Witajcie,
Za oknem szaro, buro, zimno, mokro, kto z Was nie marzy o chwili relaksu w SPA w takie dni? Niestety nie każdy może sobie na to pozwolić, większość z nas cierpi na brak czasu.
Jeśli już znajdziecie chwilę na relaks, mogę polecić Wam godnego towarzysza - peeling stymulujący z PAT&RUB z serii Home SPA.
Chcecie wiedzieć czym mnie urzekł? Zapraszam do lektury.
Produkt oczarował mnie przede wszystkim swoją naturalnością. Nie znajdziemy w nim zdzierających drobinek niewiadomego pochodzenia.
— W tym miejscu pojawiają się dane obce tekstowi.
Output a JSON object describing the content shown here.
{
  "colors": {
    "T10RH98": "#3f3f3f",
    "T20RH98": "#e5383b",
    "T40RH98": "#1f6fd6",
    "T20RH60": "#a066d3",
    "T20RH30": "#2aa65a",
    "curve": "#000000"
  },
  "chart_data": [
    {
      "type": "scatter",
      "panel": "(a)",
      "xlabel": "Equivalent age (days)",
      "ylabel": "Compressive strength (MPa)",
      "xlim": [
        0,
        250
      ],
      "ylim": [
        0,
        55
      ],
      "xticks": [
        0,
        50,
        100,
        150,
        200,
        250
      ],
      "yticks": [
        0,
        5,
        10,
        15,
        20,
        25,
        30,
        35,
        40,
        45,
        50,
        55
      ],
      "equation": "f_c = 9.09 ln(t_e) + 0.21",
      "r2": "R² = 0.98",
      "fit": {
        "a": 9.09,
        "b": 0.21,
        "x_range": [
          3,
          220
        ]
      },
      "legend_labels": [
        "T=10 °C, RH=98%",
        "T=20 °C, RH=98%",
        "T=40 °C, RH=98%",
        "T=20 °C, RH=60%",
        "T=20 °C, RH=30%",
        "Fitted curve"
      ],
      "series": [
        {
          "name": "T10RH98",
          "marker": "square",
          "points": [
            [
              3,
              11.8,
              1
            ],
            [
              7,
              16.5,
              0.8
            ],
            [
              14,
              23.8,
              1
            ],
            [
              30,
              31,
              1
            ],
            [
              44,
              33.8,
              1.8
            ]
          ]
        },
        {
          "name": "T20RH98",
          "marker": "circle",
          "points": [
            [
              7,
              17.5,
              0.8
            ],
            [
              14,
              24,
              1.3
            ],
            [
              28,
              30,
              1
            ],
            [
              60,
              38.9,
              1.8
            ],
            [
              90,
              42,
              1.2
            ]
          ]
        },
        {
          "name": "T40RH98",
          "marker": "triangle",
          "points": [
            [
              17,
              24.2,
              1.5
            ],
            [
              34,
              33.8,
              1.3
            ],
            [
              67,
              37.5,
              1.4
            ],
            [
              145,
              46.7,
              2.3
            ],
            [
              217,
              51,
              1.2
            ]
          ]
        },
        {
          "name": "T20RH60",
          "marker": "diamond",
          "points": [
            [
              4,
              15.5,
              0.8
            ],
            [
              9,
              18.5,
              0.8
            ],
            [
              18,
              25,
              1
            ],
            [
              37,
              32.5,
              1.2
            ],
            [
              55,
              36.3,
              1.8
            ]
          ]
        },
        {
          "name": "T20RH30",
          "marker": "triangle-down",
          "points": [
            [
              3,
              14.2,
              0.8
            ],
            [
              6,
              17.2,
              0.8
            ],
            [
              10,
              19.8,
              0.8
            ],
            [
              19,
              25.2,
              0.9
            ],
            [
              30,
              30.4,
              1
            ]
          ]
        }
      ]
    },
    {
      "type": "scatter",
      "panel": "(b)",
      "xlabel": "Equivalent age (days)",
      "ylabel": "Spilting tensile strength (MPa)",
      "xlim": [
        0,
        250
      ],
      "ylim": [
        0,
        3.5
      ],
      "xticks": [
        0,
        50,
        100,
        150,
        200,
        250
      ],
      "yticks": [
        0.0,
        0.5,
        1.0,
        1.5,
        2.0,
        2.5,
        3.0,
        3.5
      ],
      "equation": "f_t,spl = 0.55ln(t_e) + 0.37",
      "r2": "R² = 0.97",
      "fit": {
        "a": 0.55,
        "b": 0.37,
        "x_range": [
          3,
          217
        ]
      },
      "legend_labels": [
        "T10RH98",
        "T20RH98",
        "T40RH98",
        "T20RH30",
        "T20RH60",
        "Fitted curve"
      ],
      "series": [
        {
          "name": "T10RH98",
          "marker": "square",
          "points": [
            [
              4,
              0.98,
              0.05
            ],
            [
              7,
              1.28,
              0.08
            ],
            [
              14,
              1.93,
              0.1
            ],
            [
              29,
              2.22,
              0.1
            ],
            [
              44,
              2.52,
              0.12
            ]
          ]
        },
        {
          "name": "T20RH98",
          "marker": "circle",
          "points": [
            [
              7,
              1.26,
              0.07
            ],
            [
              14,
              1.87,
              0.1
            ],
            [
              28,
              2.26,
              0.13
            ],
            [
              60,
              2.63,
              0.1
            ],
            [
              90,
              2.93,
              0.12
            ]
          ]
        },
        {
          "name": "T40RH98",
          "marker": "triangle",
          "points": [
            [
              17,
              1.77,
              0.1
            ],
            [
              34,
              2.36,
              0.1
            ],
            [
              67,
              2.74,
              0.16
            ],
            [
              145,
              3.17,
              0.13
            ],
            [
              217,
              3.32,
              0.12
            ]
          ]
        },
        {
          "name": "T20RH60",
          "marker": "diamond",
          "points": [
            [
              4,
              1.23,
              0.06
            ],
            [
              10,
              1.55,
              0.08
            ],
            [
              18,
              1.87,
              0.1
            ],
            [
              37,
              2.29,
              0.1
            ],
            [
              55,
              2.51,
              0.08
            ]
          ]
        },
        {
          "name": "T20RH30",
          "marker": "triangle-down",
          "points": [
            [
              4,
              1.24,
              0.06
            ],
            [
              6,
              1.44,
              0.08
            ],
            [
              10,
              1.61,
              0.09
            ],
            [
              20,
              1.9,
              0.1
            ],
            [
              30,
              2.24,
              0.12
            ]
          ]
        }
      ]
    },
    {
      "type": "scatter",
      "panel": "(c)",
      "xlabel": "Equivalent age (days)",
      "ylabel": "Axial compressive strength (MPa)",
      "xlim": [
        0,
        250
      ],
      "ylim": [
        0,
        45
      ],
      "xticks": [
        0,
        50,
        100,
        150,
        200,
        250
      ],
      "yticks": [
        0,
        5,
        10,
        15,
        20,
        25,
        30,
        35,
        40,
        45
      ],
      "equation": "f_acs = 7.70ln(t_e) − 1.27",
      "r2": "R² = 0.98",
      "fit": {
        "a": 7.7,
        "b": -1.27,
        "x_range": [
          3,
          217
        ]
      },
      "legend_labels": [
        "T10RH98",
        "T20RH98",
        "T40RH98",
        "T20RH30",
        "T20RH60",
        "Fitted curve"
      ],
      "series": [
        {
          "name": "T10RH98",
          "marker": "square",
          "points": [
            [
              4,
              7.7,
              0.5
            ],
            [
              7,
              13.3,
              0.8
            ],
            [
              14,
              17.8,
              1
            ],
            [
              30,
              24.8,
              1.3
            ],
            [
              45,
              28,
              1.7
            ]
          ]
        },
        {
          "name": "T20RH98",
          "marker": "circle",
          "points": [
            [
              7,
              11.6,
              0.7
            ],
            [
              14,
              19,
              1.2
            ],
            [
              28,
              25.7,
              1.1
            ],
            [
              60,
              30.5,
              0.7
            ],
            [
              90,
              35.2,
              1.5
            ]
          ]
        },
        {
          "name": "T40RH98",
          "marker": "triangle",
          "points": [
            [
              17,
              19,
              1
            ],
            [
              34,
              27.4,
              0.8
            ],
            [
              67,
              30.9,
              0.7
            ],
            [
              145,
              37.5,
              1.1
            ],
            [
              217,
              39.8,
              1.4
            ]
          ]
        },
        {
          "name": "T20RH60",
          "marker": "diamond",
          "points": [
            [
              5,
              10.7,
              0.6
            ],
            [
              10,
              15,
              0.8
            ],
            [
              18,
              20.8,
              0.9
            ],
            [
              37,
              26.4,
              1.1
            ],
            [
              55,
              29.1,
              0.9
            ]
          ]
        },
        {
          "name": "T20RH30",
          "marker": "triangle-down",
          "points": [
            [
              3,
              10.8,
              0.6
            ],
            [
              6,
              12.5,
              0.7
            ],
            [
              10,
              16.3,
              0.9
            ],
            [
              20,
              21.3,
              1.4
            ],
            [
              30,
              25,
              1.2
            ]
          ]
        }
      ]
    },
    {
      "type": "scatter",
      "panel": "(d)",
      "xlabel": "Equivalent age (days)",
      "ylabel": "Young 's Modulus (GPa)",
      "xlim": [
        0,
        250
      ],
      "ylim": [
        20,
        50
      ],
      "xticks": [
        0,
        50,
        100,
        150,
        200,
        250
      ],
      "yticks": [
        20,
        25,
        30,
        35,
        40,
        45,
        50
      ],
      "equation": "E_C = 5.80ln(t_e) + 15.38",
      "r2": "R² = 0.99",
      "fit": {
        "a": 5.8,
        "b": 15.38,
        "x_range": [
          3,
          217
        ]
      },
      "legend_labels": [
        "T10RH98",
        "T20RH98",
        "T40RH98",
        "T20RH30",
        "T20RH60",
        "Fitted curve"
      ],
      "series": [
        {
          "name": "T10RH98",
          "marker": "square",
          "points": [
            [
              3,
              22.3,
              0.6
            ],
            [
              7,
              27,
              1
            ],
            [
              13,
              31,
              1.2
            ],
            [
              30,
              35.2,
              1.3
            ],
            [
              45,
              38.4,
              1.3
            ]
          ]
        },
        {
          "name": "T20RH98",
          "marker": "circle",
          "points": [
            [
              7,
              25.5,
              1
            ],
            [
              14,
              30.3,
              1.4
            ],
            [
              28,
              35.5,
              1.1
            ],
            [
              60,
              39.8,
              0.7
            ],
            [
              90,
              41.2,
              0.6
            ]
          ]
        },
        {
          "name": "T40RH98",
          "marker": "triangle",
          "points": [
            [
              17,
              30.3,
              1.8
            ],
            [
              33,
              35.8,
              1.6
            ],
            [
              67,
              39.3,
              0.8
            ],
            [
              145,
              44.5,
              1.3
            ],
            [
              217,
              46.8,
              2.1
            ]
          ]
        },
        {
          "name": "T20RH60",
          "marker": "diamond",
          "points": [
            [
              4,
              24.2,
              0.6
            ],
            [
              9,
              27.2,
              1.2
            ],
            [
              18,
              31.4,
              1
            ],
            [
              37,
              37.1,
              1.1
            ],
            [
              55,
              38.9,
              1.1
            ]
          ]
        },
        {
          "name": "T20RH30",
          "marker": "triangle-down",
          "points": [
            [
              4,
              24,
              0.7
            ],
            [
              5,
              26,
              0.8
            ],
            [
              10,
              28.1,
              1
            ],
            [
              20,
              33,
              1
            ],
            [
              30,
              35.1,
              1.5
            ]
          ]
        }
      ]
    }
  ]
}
Za złuszczanie naskórka odpowiedzialne w nim są tylko dwa składniki - sól i cukier trzcinowy.
Doskonałe nawilżenie otrzymamy dzięki emolientom roślinnym. Kolejnym dość interesującym składnikiem produktu jest olej słonecznikowy. To jemu zawdzięczamy wzmocnienie barier naskórka, zmiękczanie i wygładzanie skóry, oraz walkę z wolnymi rodnikami. Żeby tego było mało, olej słonecznikowy działa przeciwzapalnie. Naturalną witaminę E również znajdziemy w składzie peelingu, a jak wiadomo witamina ta doskonale oddziałuje na skórę.
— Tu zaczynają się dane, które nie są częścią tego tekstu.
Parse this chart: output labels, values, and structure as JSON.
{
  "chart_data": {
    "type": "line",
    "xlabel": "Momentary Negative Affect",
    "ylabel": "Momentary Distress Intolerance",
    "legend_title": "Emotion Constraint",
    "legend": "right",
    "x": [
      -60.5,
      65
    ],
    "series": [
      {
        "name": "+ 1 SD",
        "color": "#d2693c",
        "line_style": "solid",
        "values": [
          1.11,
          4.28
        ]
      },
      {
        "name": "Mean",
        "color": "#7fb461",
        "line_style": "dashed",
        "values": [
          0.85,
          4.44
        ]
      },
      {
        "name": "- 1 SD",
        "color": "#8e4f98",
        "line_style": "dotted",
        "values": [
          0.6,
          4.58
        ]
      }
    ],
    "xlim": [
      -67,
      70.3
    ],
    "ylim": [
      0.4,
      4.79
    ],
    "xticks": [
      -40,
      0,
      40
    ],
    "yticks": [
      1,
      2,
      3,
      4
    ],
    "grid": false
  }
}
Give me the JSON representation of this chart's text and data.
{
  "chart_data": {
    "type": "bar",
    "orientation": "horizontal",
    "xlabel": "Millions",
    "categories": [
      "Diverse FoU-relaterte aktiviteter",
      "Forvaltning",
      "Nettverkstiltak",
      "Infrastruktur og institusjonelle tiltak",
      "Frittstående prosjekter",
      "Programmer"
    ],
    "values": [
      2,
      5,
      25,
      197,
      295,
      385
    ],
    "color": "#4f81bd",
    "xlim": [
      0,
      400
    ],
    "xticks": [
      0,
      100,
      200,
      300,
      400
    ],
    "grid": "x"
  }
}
Olejków producent nie oszczędzał i chwała mu za to! Wielbiciele cytrusów (w tym ja) będą zachwyceni produktem, ponieważ mamy w nim olejek z mandarynek, cytryn i grejpfrutów.
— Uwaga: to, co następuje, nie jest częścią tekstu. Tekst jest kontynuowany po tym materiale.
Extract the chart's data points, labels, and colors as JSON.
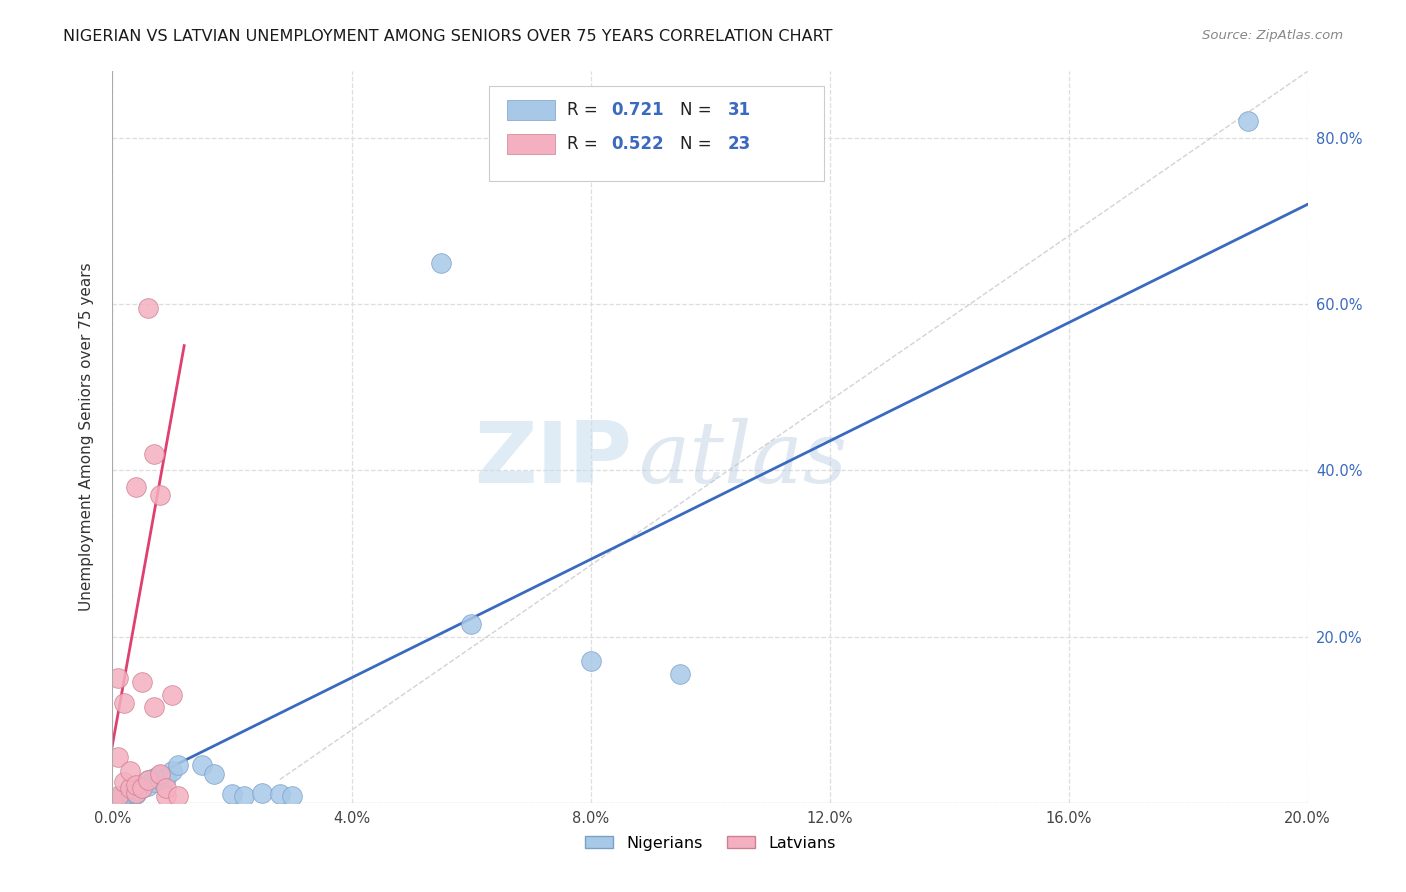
{
  "title": "NIGERIAN VS LATVIAN UNEMPLOYMENT AMONG SENIORS OVER 75 YEARS CORRELATION CHART",
  "source": "Source: ZipAtlas.com",
  "ylabel": "Unemployment Among Seniors over 75 years",
  "xlim": [
    0.0,
    0.2
  ],
  "ylim": [
    0.0,
    0.88
  ],
  "xticks": [
    0.0,
    0.04,
    0.08,
    0.12,
    0.16,
    0.2
  ],
  "yticks": [
    0.0,
    0.2,
    0.4,
    0.6,
    0.8
  ],
  "xtick_labels": [
    "0.0%",
    "4.0%",
    "8.0%",
    "12.0%",
    "16.0%",
    "20.0%"
  ],
  "ytick_labels": [
    "",
    "20.0%",
    "40.0%",
    "60.0%",
    "80.0%"
  ],
  "blue_R": "0.721",
  "blue_N": "31",
  "pink_R": "0.522",
  "pink_N": "23",
  "blue_dots": [
    [
      0.001,
      0.003
    ],
    [
      0.001,
      0.006
    ],
    [
      0.002,
      0.005
    ],
    [
      0.002,
      0.01
    ],
    [
      0.003,
      0.008
    ],
    [
      0.003,
      0.012
    ],
    [
      0.004,
      0.01
    ],
    [
      0.004,
      0.015
    ],
    [
      0.005,
      0.018
    ],
    [
      0.005,
      0.022
    ],
    [
      0.006,
      0.02
    ],
    [
      0.006,
      0.028
    ],
    [
      0.007,
      0.025
    ],
    [
      0.007,
      0.03
    ],
    [
      0.008,
      0.028
    ],
    [
      0.008,
      0.034
    ],
    [
      0.009,
      0.03
    ],
    [
      0.01,
      0.038
    ],
    [
      0.011,
      0.045
    ],
    [
      0.015,
      0.045
    ],
    [
      0.017,
      0.035
    ],
    [
      0.02,
      0.01
    ],
    [
      0.022,
      0.008
    ],
    [
      0.025,
      0.012
    ],
    [
      0.028,
      0.01
    ],
    [
      0.03,
      0.008
    ],
    [
      0.055,
      0.65
    ],
    [
      0.06,
      0.215
    ],
    [
      0.08,
      0.17
    ],
    [
      0.095,
      0.155
    ],
    [
      0.19,
      0.82
    ]
  ],
  "pink_dots": [
    [
      0.0,
      0.005
    ],
    [
      0.001,
      0.008
    ],
    [
      0.001,
      0.055
    ],
    [
      0.001,
      0.15
    ],
    [
      0.002,
      0.025
    ],
    [
      0.002,
      0.12
    ],
    [
      0.003,
      0.018
    ],
    [
      0.003,
      0.038
    ],
    [
      0.004,
      0.38
    ],
    [
      0.004,
      0.012
    ],
    [
      0.004,
      0.022
    ],
    [
      0.005,
      0.145
    ],
    [
      0.005,
      0.018
    ],
    [
      0.006,
      0.028
    ],
    [
      0.006,
      0.595
    ],
    [
      0.007,
      0.42
    ],
    [
      0.007,
      0.115
    ],
    [
      0.008,
      0.37
    ],
    [
      0.008,
      0.035
    ],
    [
      0.009,
      0.008
    ],
    [
      0.009,
      0.018
    ],
    [
      0.01,
      0.13
    ],
    [
      0.011,
      0.008
    ]
  ],
  "blue_line_x": [
    0.0,
    0.2
  ],
  "blue_line_y": [
    0.008,
    0.72
  ],
  "pink_line_x": [
    -0.001,
    0.012
  ],
  "pink_line_y": [
    0.03,
    0.55
  ],
  "diag_line_x": [
    0.028,
    0.2
  ],
  "diag_line_y": [
    0.028,
    0.88
  ],
  "watermark_zip": "ZIP",
  "watermark_atlas": "atlas",
  "bg_color": "#ffffff",
  "grid_color": "#dedede",
  "blue_dot_color": "#a8c8e8",
  "pink_dot_color": "#f4b0c0",
  "blue_line_color": "#3a6abf",
  "pink_line_color": "#e04070",
  "diag_color": "#c8c8c8"
}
Olejki te w połączeniu z rozmarynowym kolegą pobudzają zmysły i sprawiają, że nie chcemy kończyć czynności peelingowania się.
Warto wspomnieć o tym, że wymienione wyżej substancje mają certyfikaty ekologiczne.
W peelingu nie znajdziecie żadnych składników pochodzących z ropy naftowej, silikonów, glikolu, pegów, sztucznych konserwantów, zapachów i barwników.
Produkt idealnie tonizuje skórę, oczyszcza ją, zamyka pory, poprawia krążenie i działa antycellulitowy. Po zastosowaniu go na skórze pozostaje tłusty film, dla mnie to akurat plus, bo nie zawsze mam czas na używanie balsamu, czy masła po kąpieli, a dzięki temu peelingowi moja skóra tego nie wymaga.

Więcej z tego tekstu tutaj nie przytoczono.